Lubos Motl, Blog The Reference Frame, BICEP2 vs Planck: nothing wrong with screen scraping, 14/05/2014
Mais laissons-là la polémique à tendance sociologique pour revenir à des intérêts plus centrés sur la connaissance scientifique.
Cherchons dans les réactions des lecteurs de blogs des questions, des remarques et des informations intéressantes:
Nick said... 13 May 2014 07:29 (blog Résonaances)
Is it correct then that BICEP2 was systematically unable to precede PLANCK? Surely in their methodology before getting funded someone would have asked about how they would measure the foreground, the answer would have been "We will have to wait for PLANCK!" So in this sense this very modest telescope was never designed to compete for a Nobel Prize but was always complementary to PLANCK?
Jester said... 13 May 2014 08:29 (blog Résonaances)
Nick, my understanding is that the amount of polarized foreground in the BICEP patch is a bit of a surprise. That region is rather clean in temperature maps, apparently it is less clean in polarization. But, right, it was always clear that for a fully reliable estimation of the foregrounds we need measurements at several frequencies, and Planck is by far best suited to do that.
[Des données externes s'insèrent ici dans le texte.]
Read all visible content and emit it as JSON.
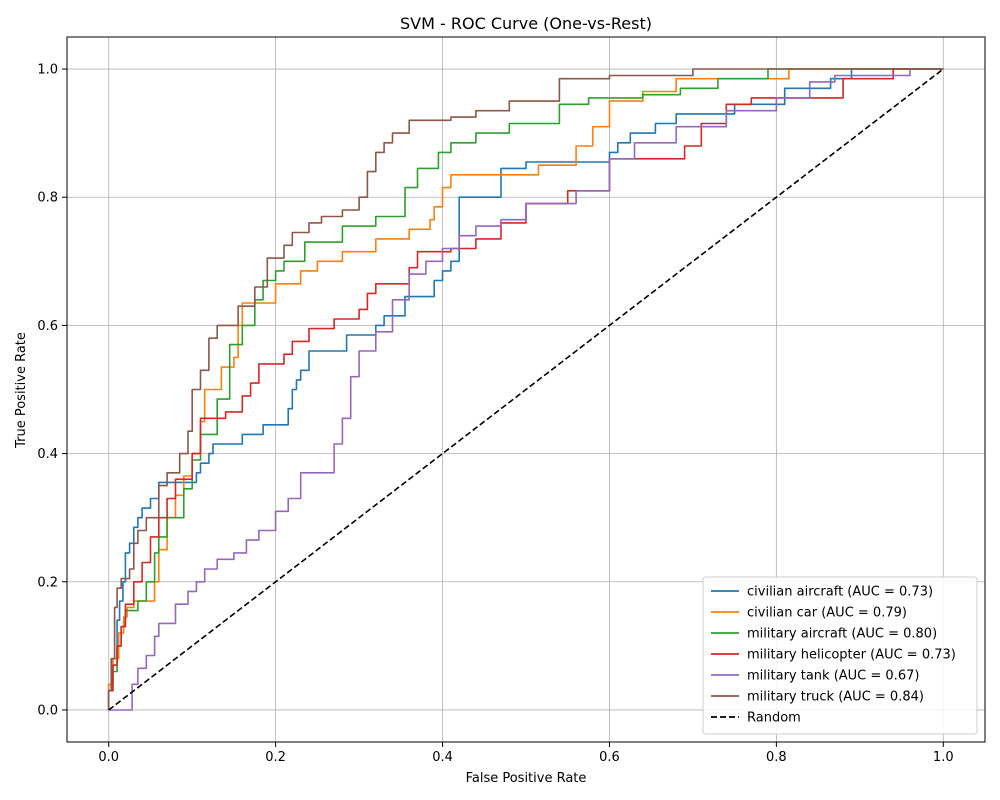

pion says: May 14, 2014 at 2:40 am (blog Not Even Wrong)It seems to me that Planck is not our best hope to settle this issue mainly due to the fact that it is a satellite, and information from certain ground-based telescopes might be more credible.Since the CMB polarization level is obtained from differencing two intensity measurements toward the same direction on the sky, any optical imperfection of the detectors can potentially leak the dominant intensity to the faint B-mode polarization. A few of these spurious signals can be potentially mitigated by the telescope’s scanning strategy; basically, each pixel in the field is observed multiple times with (ideally) different orientations of the polarimeter. Ideally, this would suppress a large fraction of the systematic but not entirely.Most ground-based telescopes benefit from the earth rotation, others use half waveplate, and in general the scanning strategy could be optimized for minimizing the intensity-to-B-mode leakage. Satellites in orbit, however, are limited and their typical scanning strategy is sub-optimal if not poor. We know, as a fact, that Planck never published their B-maps, and I guess that this is partially due to the issue of B-mode systematics which is always a challenge, for satellites in particular...My best bet is that a joint effort of ground-based instruments (which are located off the pole) might ultimately provide a conclusive answer to this thorny issue. The problem with this alternative, though, is that ground-based experiments are limited to a relatively narrow frequency window. Hopefully, two or three frequency bands will suffice for the construction of a reliable polarized dust model, but this is not a priori guaranteed.
Le mot de la fin à un cosmologiste encore dubitatif
I repeat what I’ve said before in response to the BICEP2 analysis, namely that the discussion of foregrounds in their paper is disappointing. I’d also say that I think the foreground emission at these frequencies is so complicated that none of the simple approaches that were available to the BICEP2 team are reliable enough to be convincing. ... I think BICEP2 has definitely detected something at 150 GHz but we simply have no firm evidence at the moment that it is primordial. That will change shortly, with the possibility of other experiments (specifically Planck, but also possibly SPTPol) supplying the missing evidence.
I’m not particularly keen on the rumour-mongering that has gone on, but then I’m not very keen either on the way the BICEP2 result has been presented in some quarters as being beyond reasonable doubt when it clearly doesn’t have that status. Yet.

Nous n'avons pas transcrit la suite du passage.